Por la mañana el fuerte había recobrado su primer aspecto y se encontraba en condiciones de rechazar un asalto.

Los cingaleses, por su parte, no habían perdido inútilmente el tiempo. Habían cavado numerosas zanjas y levantado trincheras alrededor del fuerte, resueltos, a lo que parecía, a estrechar el sitio e impedir que efectuasen salidas para aprovisionarse o regresar a la costa.

Eran un millar por lo menos, parte armados de fusiles y parte de armas blancas; número harto enorme para decidir a los pescadores de perlas a intentar abrirse paso.

—Esto se pone feo —dijo Juan Baret, que vigilaba a los artilleros de las espingardas—, Mejor hubiéramos hecho en quedarnos en el poblado; pero ya que es demasiado tarde para remediarlo, tratemos de resistir hasta que lleguen los pescadores de perlas. Este huracán no durará un mes.

Los marineros del «Bangalore» no escatimaban las municiones. Cuando veían aparecer algún grupo de cingaleses, disparaban espingardazos y tiros de carabina con tal prodigalidad que obligaron al prudente francés a refrenarlos.

—Si seguimos así, vamos a quedarnos sin municiones —dijo—. Dejemos que disparen los cingaleses; nuestro recinto es bastante para defendernos.

Durante aquella primera jornada, nada hicieron los sitiadores para adueñarse del fuerte.

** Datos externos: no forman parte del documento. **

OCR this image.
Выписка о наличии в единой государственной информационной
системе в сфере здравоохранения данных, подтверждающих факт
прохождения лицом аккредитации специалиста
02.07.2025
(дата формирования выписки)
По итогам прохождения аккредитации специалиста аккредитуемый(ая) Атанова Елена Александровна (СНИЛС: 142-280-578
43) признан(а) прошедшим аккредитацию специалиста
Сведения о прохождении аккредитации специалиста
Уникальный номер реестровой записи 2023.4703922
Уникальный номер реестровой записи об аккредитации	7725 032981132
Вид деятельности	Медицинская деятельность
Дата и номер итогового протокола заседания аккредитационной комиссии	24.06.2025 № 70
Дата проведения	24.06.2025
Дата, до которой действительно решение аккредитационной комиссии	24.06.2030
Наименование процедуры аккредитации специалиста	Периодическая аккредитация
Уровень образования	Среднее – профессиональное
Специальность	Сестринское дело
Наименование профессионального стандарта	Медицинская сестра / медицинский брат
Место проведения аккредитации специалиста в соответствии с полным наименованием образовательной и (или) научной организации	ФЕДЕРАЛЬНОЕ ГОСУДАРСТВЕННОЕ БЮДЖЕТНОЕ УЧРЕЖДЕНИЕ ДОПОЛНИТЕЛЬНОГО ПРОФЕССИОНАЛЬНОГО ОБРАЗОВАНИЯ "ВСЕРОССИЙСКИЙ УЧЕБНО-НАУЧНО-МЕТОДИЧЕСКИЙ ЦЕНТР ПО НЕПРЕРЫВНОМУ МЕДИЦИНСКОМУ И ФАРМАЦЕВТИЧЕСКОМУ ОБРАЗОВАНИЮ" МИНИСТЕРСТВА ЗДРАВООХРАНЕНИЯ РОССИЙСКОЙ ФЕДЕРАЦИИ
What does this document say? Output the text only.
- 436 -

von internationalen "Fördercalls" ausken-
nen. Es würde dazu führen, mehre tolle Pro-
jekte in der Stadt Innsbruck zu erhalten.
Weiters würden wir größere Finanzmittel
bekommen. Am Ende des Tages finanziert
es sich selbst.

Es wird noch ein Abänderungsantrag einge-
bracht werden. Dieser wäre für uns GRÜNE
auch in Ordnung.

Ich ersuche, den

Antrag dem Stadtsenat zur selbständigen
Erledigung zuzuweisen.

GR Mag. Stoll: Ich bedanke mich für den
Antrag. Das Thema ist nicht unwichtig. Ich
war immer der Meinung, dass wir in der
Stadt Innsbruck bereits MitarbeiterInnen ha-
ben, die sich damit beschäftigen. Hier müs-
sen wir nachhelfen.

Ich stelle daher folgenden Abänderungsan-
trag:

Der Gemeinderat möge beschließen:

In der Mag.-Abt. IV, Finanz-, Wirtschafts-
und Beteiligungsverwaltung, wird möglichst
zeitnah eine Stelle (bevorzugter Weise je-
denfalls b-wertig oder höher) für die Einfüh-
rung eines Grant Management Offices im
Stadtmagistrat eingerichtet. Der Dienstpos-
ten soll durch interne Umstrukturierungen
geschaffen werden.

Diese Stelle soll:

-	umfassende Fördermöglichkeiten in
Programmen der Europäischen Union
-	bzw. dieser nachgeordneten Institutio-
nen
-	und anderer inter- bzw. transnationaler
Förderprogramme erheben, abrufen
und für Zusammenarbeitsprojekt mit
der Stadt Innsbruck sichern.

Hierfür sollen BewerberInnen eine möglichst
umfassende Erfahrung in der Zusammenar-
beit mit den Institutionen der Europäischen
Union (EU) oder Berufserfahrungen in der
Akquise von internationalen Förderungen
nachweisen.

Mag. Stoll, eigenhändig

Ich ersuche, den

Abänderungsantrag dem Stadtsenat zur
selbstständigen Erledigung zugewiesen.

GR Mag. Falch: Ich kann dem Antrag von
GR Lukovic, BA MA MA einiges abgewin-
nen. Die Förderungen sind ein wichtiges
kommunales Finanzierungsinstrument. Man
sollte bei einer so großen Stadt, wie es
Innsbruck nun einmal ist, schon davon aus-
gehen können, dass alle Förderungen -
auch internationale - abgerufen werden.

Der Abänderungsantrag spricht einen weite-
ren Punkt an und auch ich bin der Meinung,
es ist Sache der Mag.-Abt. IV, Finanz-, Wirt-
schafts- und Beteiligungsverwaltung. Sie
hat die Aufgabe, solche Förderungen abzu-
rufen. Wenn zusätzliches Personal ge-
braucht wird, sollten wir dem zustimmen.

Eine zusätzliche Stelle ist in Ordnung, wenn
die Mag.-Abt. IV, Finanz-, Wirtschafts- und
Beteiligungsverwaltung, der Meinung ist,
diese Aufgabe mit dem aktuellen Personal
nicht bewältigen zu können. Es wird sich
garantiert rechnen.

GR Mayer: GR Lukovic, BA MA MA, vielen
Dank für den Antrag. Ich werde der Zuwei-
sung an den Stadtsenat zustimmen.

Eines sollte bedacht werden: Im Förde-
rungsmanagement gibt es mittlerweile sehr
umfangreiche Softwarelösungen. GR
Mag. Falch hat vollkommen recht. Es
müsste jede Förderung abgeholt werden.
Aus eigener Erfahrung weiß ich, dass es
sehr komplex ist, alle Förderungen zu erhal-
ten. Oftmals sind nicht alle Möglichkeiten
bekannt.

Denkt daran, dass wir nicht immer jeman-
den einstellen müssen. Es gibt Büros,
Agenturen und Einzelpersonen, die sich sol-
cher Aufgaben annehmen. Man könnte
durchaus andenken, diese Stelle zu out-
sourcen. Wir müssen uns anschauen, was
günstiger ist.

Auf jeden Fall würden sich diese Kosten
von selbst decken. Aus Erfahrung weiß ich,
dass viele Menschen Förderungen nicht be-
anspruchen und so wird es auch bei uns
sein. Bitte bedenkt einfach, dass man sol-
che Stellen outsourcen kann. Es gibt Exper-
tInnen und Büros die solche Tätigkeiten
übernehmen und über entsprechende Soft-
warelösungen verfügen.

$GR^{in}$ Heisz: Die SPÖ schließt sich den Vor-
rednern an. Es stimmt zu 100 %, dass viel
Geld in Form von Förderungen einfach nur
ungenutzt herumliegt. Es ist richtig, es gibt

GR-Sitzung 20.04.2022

Probablemente habían sabido por algún fugitivo que las cabañas estaban vacías de víveres y esperaban que el hambre debilitase a la guarnición, antes de dar el asalto.

Todos estaban preocupados en el fuerte, especialmente Amali y. Baret, porque el viento huracanado soplaba aún con tal furia que derribaba los árboles.

El mar debía estar agitadísimo, haciendo imposible el desembarco los pescadores de perlas.

Aquel día, la desdichada hueste de Amali se alimentó con un poco de harina de sagú encontrada dentro de una olla y amasada con agua apenas dos bocados por cabeza. Cinco panes encontrados en una cabaña fueron, reservados para Maduri, aun cuando éste los hubiese rehusado resueltamente.

Por la noche fueron colocados numerosos centinelas en la mural temiéndose una sorpresa por parte de los sitiadores; éstos, a su vez mantenían en la mayor calma, y apenas dispararon alguno que otro tiro.

—Creen que nos podrán coger sin perder un solo hombre —de Juan Baret a Amali—.

¡El hambre será suficiente!

—No nos rendiremos nunca —contestaba Amali con resolución—. Prefiero pegar fuego al fuerte y caer envuelto entre las ruinas.

—Es un fin muy feo, que no anhelo. ¡No soy en modo alguno una salamandra!

—Intentaremos una salida.

—¡Abrirse paso entre mil hombres! Son demasiados para nosotros.

—¿Qué hacer, pues?

—Aguardar.

—¿Y el hambre?

—Comeremos las hojas de plátano que cubren los techos de las cabañas, si no tenemos otra cosa que llevar a la boca. ¿Eh? ¿Qué mameluco es ese que avanza? ¡Córcholis! ¡Nos envían un parlamentario!

Un cingalés, que llevaba en la cabeza un penacho de plumas de pavo real, salió del bosque, ondeando en la punta de su lanza una faja de blanca.

—Vienen a intimarnos la rendición —dijo Juan Baret.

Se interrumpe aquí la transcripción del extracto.